Weather Forecasting with LSTM-based neural network

This project was created as part of the Deep Machine Learning course at Óbuda University. Its goal is to implement a deep learning model that, based on meteorological data from several European capitals, can predict the daily maximum temperature.

Topic selection and objective

The aim of the project is to create a forecasting pipeline using an LSTM-based model with the help of an existing open meteorological dataset. The task includes:

• querying and processing raw data,
• preparing time-based features based on data from multiple cities,
• creating training and validation sets in the form of time-windowed sequences,
• training and optimizing an LSTM model,
• evaluating and visualizing the model.

Data source

• The data was queried via the public API of Meteostat.
• The data has daily resolution and includes the following features:
  • daily average temperature (tavg)
  • minimum temperature (tmin)
  • maximum temperature (tmax)
  • precipitation (prcp)
  • wind speed (wspd)

Data was only used if it was fully available for the given city and feature throughout the entire examined time interval (2000–2024).

Model and pipeline

• The implementation is based on an LSTM (Long Short-Term Memory) neural network.
• The input data consists of multiple features from several European capitals, in the form of time-windowed sequences.
• The target variable is the prediction of the tmax value for a selected city.

Model parameters

• hidden_size: 16–128 (recommended: 32)
• batch_size: 64–4096 (recommended: 1024)
• learning_rate: 0.0001–0.003 (recommended: 0.001)
• num_layers: 1 or 2 (recommended: 1)
• window_size: 7 days (not tested with other values)

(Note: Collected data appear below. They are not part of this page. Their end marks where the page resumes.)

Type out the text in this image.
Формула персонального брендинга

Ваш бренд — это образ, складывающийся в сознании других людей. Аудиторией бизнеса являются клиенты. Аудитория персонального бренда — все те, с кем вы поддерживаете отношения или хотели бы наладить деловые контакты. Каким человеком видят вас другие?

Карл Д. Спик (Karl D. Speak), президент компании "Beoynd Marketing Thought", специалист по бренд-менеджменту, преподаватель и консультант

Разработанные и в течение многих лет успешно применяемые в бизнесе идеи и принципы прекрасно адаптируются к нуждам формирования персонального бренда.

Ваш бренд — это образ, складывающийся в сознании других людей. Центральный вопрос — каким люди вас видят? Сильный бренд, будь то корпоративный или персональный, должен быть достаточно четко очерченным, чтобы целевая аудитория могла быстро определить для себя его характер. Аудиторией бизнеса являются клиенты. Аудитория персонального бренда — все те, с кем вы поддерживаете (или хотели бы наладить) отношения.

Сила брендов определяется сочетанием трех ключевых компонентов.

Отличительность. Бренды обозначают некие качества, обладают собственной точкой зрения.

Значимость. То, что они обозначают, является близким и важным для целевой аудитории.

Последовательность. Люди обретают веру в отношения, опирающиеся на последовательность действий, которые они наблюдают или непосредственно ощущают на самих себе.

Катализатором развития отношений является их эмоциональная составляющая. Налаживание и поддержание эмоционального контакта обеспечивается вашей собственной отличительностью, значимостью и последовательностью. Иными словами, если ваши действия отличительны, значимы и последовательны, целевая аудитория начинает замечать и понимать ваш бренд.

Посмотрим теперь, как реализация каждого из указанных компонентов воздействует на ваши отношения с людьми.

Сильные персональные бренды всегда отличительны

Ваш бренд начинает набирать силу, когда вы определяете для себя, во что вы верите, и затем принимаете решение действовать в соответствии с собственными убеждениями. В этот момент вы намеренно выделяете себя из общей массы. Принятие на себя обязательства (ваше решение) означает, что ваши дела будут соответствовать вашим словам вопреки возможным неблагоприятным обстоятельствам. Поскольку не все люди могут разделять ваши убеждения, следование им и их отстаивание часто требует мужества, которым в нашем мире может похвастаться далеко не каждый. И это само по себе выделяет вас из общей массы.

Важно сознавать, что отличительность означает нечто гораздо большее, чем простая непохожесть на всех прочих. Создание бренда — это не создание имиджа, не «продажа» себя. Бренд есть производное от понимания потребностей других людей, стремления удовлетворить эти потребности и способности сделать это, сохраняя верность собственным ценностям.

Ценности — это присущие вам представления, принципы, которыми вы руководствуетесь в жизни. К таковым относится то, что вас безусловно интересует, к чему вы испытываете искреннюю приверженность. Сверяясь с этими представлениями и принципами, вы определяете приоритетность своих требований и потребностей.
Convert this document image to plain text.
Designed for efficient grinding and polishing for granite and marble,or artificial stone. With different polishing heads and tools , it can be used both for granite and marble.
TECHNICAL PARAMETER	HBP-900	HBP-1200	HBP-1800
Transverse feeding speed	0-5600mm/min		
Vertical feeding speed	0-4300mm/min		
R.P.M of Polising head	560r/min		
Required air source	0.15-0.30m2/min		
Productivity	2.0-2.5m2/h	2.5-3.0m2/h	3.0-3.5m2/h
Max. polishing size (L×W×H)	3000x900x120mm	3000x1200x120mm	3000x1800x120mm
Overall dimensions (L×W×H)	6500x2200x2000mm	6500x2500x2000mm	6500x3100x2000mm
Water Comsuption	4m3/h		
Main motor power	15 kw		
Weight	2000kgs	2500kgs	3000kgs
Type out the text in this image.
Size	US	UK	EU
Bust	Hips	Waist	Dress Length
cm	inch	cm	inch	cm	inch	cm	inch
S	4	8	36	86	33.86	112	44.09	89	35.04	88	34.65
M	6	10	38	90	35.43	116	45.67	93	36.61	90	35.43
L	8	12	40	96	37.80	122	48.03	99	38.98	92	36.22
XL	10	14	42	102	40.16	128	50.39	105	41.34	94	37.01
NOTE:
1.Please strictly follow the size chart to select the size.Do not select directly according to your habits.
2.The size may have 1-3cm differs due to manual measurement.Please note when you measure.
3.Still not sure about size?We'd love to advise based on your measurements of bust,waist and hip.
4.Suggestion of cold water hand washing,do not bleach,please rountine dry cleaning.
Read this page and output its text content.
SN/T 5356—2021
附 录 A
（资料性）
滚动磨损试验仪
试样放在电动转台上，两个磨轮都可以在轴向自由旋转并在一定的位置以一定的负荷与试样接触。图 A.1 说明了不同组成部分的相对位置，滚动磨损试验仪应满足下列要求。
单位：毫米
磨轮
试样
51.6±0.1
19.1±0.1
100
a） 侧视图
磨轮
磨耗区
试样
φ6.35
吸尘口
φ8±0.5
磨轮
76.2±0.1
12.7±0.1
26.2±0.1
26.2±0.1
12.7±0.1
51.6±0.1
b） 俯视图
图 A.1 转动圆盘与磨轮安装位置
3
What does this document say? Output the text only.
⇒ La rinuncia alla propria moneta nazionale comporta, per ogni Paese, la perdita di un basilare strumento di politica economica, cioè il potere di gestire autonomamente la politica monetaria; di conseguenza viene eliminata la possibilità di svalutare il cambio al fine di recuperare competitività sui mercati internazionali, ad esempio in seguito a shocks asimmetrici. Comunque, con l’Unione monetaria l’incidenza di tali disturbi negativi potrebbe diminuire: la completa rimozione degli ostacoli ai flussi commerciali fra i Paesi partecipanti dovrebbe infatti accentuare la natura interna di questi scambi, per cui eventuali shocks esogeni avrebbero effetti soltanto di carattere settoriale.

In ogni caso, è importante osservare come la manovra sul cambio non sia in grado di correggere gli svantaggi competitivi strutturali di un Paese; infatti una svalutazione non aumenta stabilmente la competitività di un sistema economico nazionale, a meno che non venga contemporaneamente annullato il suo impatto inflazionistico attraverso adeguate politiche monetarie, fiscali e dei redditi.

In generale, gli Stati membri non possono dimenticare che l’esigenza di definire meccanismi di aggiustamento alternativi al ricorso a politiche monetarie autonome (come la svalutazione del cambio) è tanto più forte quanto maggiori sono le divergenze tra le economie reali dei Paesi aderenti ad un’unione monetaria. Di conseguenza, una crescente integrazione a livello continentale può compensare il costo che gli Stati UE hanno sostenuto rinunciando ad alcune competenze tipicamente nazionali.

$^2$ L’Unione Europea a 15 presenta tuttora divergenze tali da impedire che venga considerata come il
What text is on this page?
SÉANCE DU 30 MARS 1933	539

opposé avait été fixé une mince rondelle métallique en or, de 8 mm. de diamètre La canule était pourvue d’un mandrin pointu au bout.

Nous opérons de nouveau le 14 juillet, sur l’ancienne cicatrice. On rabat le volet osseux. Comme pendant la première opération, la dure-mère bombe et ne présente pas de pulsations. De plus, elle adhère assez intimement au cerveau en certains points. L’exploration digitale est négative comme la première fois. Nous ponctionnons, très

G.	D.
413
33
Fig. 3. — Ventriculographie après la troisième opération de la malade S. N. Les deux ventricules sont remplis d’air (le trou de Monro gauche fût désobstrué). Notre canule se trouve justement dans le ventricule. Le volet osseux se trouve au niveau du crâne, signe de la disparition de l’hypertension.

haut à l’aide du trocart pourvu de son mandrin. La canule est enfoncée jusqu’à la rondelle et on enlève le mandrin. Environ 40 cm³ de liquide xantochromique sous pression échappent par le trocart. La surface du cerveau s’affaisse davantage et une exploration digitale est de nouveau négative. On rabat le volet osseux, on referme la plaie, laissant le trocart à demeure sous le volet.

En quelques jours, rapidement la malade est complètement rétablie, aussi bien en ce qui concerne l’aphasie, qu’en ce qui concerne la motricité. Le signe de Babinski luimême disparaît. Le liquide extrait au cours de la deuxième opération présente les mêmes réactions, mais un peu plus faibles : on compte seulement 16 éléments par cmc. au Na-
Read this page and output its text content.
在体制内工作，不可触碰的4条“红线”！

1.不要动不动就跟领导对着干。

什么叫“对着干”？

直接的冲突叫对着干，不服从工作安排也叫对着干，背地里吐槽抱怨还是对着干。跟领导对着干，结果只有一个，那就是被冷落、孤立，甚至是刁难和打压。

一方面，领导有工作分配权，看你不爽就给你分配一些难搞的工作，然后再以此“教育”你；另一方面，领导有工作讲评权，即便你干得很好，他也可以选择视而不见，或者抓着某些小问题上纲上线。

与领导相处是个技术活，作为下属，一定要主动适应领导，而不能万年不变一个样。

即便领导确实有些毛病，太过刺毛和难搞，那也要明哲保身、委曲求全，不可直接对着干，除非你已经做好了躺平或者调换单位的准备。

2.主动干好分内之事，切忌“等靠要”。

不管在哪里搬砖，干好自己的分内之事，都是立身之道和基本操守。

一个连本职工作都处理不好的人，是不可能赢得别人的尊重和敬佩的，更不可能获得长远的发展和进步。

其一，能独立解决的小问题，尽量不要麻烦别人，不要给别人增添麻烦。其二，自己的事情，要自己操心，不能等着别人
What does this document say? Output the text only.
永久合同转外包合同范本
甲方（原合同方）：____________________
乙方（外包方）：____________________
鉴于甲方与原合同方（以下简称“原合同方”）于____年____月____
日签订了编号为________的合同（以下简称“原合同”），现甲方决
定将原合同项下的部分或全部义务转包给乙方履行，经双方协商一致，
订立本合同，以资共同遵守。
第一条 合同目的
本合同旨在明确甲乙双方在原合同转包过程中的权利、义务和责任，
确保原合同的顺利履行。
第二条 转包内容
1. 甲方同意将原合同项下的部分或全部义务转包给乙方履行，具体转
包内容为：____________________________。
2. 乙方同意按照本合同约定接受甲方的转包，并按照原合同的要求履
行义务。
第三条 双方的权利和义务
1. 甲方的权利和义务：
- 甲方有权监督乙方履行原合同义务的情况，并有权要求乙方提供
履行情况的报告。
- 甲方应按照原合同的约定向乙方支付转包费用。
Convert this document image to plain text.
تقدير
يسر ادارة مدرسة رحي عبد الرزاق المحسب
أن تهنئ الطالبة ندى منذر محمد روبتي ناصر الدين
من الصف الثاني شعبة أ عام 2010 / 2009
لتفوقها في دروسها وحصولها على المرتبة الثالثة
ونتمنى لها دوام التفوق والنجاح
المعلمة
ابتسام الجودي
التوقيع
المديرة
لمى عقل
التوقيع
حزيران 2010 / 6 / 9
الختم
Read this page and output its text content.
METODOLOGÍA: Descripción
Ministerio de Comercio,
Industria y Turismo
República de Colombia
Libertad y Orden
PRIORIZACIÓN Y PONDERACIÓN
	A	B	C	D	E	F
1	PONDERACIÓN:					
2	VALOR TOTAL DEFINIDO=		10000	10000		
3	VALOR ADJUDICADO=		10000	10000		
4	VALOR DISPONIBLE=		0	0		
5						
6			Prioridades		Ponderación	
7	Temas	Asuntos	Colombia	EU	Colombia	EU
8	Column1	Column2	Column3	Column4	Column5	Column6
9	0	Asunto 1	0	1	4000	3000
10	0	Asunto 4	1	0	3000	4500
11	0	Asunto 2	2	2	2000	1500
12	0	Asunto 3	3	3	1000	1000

Early stopping and saving of training curves were used during training.

Evaluation

Models were compared based on several metrics:

• Mean Absolute Error (MAE)
• Mean Squared Error (MSE)
• training time (in seconds)

The evaluation results are available in .csv format in the training_log.csv file, and the training curves for each epoch are also logged.

Project structure

oe_deep-ml/
├── logs/ # Log files for training curves and metrics
├── models/ # Trained models (.pt)
├── plots/ # Plots of training curves
├── training_log.csv # Hyperparameter tuning results
├── worldcities.csv # City coordinates (SimpleMaps)
├── european_capitals_weather.csv # Merged, processed data
├── weather_data_train.ipynb # Data collection and preparation & model training and logging
├── weather_inference.ipynb # Model loading and inference
├── results_analysis.ipynb # Evaluation of hyperparameter tuning results

Key takeaways

• Optimization of batch_size and learning_rate has a significant impact on performance.
• Too large hidden layers led to overfitting and poor generalization.
• Standardizing the tmax target variable caused biased predictions, so the final model was trained on the original scale.
• Training curves and early stopping helped avoid overfitting.

Result

• Train Loss: 4.497498
• Mean Absolute Error (MAE): 2.054539
• Mean Squared Error (MSE): 6.802113
• Training time (in seconds): 30.13 s

Requirements

• Python 3.10+
• numpy
• pandas
• torch
• matplotlib
• scikit-learn
• meteostat
• geopy

License

MIT License — freely usable for educational and research purposes.